A tray of fresh vegetables and dip from Vermont’s Farmers and Foragers. The tray sits on top of a wooden table.
Courtesy of Farmers and Foragers

In Burlington: Farmers and Foragers

On any given day, the eclectic menu of this roaming food truck can feature anything from pork belly banh mi to po’boys with fried perch caught from Lake Champlain to fried avocado tacos to duck wontons. Cofounders Lauren Johnson and Solomon Bayer-Pacht, both University of Vermont graduates who met while working at the boutique Hotel Vermont, ply local farms to source their ingredients, which they whip up into an impressively rotating array of dishes, many of which are vegan- and vegetarian-friendly. Since 2014, they’ve garnered a following that has led them to catering weddings, private parties, and the endless schedule of festivals that Vermonters love to attend. While the big bashes are few and far between now, Farmers and Foragers recently opened up a new location on the Burlington Harbor Marina, right on the shores of Lake Champlain.

Trays of Front Seat Coffee’s baked goods, including glazed donuts, cinnamon rolls, scones, and biscuits.

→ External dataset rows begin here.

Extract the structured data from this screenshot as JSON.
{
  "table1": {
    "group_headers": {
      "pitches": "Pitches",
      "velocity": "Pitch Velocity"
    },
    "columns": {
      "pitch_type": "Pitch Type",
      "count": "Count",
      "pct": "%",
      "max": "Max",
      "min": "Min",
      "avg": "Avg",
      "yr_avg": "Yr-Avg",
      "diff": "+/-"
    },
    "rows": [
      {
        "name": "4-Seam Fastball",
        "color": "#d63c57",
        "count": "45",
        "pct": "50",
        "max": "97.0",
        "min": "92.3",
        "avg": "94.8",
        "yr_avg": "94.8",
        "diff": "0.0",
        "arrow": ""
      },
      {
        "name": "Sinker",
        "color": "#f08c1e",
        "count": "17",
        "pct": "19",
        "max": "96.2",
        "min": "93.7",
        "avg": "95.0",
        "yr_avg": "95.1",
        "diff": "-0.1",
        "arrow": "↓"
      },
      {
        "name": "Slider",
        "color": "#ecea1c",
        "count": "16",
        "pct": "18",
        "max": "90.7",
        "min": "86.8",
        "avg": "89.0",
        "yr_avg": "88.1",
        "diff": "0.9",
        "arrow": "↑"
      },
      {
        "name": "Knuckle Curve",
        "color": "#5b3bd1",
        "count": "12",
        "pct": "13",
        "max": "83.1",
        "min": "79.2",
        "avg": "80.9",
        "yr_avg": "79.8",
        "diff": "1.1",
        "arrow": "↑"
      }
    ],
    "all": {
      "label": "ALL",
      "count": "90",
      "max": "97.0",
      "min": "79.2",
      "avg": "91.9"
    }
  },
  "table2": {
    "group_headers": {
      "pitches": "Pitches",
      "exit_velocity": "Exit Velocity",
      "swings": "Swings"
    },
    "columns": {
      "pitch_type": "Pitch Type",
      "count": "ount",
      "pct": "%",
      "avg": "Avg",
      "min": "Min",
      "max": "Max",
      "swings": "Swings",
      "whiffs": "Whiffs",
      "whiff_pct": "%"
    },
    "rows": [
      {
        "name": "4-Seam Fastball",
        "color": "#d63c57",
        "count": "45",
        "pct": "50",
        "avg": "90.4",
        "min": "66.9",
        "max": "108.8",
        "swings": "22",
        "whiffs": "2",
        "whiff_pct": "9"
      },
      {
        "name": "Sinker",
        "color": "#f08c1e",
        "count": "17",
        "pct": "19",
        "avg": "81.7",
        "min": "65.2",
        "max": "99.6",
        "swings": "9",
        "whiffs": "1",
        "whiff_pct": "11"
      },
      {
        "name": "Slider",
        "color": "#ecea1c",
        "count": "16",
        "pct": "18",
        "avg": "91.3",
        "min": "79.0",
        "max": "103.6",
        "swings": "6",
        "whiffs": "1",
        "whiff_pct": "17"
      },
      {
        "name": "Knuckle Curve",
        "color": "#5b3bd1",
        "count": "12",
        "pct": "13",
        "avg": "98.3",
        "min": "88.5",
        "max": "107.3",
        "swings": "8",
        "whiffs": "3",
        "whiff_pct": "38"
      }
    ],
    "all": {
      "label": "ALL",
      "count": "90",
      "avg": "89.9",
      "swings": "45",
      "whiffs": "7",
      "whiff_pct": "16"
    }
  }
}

The baked goods are in metal trays on a wooden table.
Courtesy of Front Seat Coffee

In Hardwick: Front Seat Coffee

Almost everything that this teensy coffee shop serves from its tiny Northeast Kingdom town comes from a stone’s throw away: Front Seat makes its own pastries and breakfast sandwiches, drawing from farms all along northern Vermont, while Carrier Roasting Company, a notable coffee producer in Northfield, provides the beans. About 3,000 people live in Hardwick, where the Lamoille River bends south on its way toward Lake Champlain. “Just look for the blinking yellow light,” says the Front Seat’s menu — the peaceful town’s only traffic signal.